L’échec de la RIE III était notamment dû à l’absence de compensation sociale. C’est pourquoi le Conseil fédéral propose désormais d’augmenter de 30 francs par mois les allocations minimales pour les enfants et les jeunes en formation. Cela ne concernera pas les cantons qui ont déjà aujourd’hui un plancher plus élevé: Fribourg, Zoug, Vaud, Valais, Genève, Jura et, en partie, Berne. Les nouvelles règles proposées sont soutenues par le PLR et le PDC. Pour le président d’economiesuisse Heinz Karrer, le PF 17 «est non seulement indispensable mais aussi urgent» et «un nouvel échec n’est pas permis», a-t-il écrit sur son blog.

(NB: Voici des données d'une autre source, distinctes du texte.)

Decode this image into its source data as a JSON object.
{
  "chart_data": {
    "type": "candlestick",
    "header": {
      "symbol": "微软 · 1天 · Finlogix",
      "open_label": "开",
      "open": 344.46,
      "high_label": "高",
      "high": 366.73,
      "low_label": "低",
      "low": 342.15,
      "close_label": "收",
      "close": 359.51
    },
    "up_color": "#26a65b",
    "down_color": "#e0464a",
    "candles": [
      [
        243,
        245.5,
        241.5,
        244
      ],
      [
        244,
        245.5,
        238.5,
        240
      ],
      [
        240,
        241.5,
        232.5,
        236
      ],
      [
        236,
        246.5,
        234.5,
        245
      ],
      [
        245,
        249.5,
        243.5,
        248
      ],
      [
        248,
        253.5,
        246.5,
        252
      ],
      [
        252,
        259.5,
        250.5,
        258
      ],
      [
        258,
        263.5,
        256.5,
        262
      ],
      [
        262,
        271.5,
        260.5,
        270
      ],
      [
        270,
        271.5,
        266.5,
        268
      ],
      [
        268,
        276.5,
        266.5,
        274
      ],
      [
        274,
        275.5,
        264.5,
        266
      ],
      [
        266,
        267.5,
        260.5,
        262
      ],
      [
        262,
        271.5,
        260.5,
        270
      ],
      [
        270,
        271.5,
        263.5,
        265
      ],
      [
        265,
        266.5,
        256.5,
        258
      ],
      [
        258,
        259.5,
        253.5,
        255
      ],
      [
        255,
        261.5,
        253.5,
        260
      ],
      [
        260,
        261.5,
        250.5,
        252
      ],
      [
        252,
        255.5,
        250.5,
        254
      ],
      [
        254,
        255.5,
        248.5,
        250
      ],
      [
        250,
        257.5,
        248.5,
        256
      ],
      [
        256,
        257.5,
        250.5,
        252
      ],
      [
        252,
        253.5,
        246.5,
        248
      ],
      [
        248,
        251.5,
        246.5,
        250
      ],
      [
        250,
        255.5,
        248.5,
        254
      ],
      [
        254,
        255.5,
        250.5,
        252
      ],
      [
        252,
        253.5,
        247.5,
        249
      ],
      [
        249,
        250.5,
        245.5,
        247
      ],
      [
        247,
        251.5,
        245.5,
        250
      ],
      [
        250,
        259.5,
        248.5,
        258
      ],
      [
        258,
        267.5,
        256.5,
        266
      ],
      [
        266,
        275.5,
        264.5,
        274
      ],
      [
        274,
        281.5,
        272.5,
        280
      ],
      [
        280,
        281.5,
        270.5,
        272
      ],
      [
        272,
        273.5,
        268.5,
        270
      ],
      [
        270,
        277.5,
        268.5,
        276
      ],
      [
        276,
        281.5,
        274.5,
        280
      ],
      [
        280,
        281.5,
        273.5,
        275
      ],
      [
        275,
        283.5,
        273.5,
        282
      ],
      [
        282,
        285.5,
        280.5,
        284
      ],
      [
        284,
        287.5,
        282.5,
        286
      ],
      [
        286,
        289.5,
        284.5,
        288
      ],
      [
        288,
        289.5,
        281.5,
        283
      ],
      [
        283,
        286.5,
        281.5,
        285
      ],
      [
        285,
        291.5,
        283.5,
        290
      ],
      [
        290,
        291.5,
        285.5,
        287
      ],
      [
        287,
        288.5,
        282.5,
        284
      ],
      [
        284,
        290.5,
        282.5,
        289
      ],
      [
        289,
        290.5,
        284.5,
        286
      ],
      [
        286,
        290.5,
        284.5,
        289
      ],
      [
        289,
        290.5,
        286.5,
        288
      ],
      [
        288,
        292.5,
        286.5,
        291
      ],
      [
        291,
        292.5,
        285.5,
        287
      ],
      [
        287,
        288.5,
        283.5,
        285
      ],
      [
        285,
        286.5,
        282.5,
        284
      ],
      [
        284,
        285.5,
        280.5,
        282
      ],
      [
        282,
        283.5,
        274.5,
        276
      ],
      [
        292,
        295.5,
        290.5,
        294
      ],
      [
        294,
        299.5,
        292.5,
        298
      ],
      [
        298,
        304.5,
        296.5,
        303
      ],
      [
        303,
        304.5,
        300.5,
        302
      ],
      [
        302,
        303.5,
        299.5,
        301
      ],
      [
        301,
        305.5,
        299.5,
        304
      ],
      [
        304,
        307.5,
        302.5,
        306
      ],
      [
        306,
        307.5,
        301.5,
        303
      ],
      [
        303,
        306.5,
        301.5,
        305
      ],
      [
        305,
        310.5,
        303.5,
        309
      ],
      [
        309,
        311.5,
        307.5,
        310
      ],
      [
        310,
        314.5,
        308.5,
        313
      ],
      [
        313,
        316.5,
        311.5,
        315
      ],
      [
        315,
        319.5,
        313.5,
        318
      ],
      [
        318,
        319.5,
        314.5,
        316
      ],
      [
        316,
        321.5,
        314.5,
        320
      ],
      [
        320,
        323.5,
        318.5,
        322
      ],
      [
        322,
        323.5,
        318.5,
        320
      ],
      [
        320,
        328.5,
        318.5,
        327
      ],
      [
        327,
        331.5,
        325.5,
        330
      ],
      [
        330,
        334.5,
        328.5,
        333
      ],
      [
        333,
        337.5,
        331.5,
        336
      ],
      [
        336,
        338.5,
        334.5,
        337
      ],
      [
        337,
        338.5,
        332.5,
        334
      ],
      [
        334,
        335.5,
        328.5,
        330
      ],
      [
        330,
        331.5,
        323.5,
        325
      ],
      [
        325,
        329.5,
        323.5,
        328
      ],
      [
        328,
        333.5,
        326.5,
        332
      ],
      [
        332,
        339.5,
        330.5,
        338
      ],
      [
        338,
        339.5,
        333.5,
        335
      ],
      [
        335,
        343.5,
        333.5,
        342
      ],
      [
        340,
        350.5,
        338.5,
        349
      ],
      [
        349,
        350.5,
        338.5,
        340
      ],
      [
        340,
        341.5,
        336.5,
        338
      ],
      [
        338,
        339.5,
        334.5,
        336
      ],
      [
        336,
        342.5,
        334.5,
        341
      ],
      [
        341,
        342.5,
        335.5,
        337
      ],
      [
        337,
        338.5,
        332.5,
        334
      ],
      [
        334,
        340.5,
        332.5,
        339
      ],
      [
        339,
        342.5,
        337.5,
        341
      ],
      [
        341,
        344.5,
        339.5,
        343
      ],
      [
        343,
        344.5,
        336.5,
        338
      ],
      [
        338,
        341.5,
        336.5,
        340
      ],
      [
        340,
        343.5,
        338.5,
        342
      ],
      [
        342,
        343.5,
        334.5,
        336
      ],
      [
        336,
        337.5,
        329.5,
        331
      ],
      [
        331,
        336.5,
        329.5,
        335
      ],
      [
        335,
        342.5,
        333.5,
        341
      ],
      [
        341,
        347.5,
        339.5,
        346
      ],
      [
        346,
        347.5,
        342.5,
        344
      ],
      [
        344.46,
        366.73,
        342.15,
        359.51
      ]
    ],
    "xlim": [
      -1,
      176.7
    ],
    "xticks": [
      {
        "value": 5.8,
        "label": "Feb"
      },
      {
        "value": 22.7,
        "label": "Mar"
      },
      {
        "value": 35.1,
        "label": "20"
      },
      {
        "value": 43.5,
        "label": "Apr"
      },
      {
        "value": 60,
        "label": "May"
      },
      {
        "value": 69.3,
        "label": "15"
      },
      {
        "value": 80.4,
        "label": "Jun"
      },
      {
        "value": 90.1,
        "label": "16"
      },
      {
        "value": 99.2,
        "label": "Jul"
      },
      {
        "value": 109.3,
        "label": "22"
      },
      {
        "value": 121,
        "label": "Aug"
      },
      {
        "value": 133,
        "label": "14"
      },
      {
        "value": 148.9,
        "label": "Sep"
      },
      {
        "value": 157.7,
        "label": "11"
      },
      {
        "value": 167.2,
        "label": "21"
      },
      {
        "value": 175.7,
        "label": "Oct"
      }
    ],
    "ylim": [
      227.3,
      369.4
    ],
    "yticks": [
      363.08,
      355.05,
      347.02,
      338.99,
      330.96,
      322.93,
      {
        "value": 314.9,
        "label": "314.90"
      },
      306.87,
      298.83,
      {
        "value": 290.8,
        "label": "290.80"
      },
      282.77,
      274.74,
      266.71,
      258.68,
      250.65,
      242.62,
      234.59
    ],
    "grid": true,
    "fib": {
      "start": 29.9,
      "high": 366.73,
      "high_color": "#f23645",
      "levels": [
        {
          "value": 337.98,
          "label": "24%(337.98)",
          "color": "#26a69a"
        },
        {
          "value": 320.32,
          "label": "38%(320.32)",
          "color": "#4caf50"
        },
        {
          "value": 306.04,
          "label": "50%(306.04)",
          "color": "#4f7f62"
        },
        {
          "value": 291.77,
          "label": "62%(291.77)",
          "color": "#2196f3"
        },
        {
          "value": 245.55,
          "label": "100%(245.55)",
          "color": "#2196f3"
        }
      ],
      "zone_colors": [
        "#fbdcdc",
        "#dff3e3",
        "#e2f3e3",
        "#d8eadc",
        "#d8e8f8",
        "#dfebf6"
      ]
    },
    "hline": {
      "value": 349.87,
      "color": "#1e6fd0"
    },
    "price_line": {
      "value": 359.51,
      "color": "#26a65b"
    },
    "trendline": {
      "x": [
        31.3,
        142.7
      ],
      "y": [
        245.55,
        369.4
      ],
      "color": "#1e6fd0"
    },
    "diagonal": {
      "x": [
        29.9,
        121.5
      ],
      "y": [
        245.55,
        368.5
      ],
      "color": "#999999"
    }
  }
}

L’autre grande faîtière économique, l’USAM, manifeste un enthousiasme nettement plus mesuré. L’organisation rejette l’augmentation de l’imposition partielle des dividendes et la hausse des allocations familiales. «Le projet reste déséquilibré», regrette-t-elle. Déséquilibrée, la nouvelle mouture de la taxation des sociétés l’est aussi aux yeux de l’USS, mais pour des raisons diamétralement opposées. Pour son président Paul Rechsteiner, qui s’est exprimé lundi devant les médias, les deux mesures condamnées par l’USAM sont des «améliorations» qu’il salue, mais qui sont «sans rapport avec les nouveaux avantages fiscaux accordés aux entreprises».

Il proteste contre la décision de baisser les impôts de 200 000 entreprises actives en Suisse alors que les régimes spéciaux si décriés n’en concernent que 400, principalement établies dans les cantons de Vaud, Genève, Zoug et Bâle-Ville. «Une baisse de plus de 40% de l’impôt sur le bénéfice des cantons et des communes revient à jeter l’argent par les fenêtres», renchérit le chef économiste de l’USS, Daniel Lampart.

Comment régler le cas de Genève?

L’USS souhaite la fin des régimes fiscaux spéciaux. Mais elle estime que les sociétés au bénéfice de ces statuts privilégiés n’ont qu'à payer leurs impôts comme les autres. Cela ne devrait pas changer grand-chose pour celles qui se trouvent dans les cantons de Vaud et de Zoug, «où l’imposition ordinaire est très faible», jauge Daniel Lampart.

Quant à celles qui sont domiciliées à Genève ou à Bâle-Ville, «elles préféreront peut-être changer de canton» plutôt que de quitter la Suisse si elles sont soumises au barème ordinaire, prophétise-t-il. L’USS ne demande pas formellement de compensations sociales supplémentaires. Elle considère néanmoins qu’on pourrait exiger des entreprises qu’elles augmentent les salaires ou leurs contributions sociales. Et si un canton comme Genève est exposé à une forte baisse de rentrées fiscales, une correction pourrait se faire par le biais de la péréquation financière.

Les jalons sont ainsi posés. Au parlement d’entrer en scène. A titre préventif, la Commission financière du Conseil des Etats a déjà fait savoir qu’elle refuserait toute mesure qui mettrait encore plus le budget fédéral à contribution.